Aug. 14 (Bloomberg) -- Royal Dutch Shell Plc, Europe’s largest oil producer, raised $2.5 billion with its first bond offering since 2010 in a three-part sale.
The company issued $1 billion of 1.125 percent, five-year notes that yield 50 basis points more than similar-maturity Treasuries, an equal portion of 2.375 percent, 10-year bonds with a 70 basis-point spread, and $500 million of 3.625 percent 30-year debt that pays 82 basis points more than benchmarks, according to data compiled by Bloomberg.

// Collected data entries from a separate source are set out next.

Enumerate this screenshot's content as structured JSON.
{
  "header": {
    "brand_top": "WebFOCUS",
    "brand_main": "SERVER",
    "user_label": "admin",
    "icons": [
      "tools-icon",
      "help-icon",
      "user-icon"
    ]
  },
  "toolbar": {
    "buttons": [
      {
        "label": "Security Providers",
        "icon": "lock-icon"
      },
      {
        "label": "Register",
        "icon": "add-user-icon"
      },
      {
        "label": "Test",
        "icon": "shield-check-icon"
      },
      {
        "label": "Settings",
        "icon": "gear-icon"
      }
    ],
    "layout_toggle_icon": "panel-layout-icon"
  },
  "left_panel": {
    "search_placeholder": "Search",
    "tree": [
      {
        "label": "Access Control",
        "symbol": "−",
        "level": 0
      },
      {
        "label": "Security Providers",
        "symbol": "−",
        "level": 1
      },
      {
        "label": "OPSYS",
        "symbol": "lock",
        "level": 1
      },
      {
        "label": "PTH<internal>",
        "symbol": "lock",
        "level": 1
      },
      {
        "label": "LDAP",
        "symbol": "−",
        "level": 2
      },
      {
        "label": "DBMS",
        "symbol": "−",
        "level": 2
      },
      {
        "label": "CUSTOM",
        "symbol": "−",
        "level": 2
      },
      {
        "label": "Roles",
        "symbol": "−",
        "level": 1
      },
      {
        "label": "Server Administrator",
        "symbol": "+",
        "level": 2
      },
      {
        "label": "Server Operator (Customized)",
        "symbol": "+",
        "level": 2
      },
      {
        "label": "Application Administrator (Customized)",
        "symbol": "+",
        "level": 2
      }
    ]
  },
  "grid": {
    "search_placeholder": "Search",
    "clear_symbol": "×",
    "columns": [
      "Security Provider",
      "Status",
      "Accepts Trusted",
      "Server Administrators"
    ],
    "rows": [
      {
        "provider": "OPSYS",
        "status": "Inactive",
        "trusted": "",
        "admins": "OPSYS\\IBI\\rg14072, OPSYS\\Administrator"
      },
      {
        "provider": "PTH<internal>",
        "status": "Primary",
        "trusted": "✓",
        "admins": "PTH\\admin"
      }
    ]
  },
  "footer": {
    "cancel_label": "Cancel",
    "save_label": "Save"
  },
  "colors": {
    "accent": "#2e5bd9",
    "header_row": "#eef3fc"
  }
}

The company’s Shell International Finance unit, which last issued dollar obligations due in three decades in March 2010, will use proceeds for general corporate purposes, The Hague-based company said today in a regulatory filing.
Shell’s longest outstanding maturity, its $1 billion of 5.5 percent bonds due March 2040, traded at 130.4 cents on the dollar to yield 3.73 percent at 3 p.m. in New York, according to Trace, the bond-price reporting system of the Financial Industry Regulatory Authority. The company’s $750 million of 5.2 percent dollar-denominated notes maturing March 2017 traded at 118.4 cents with a 1.1 percent yield Aug. 10.
Goldman Sachs Group Inc. and Morgan Stanley managed the offering.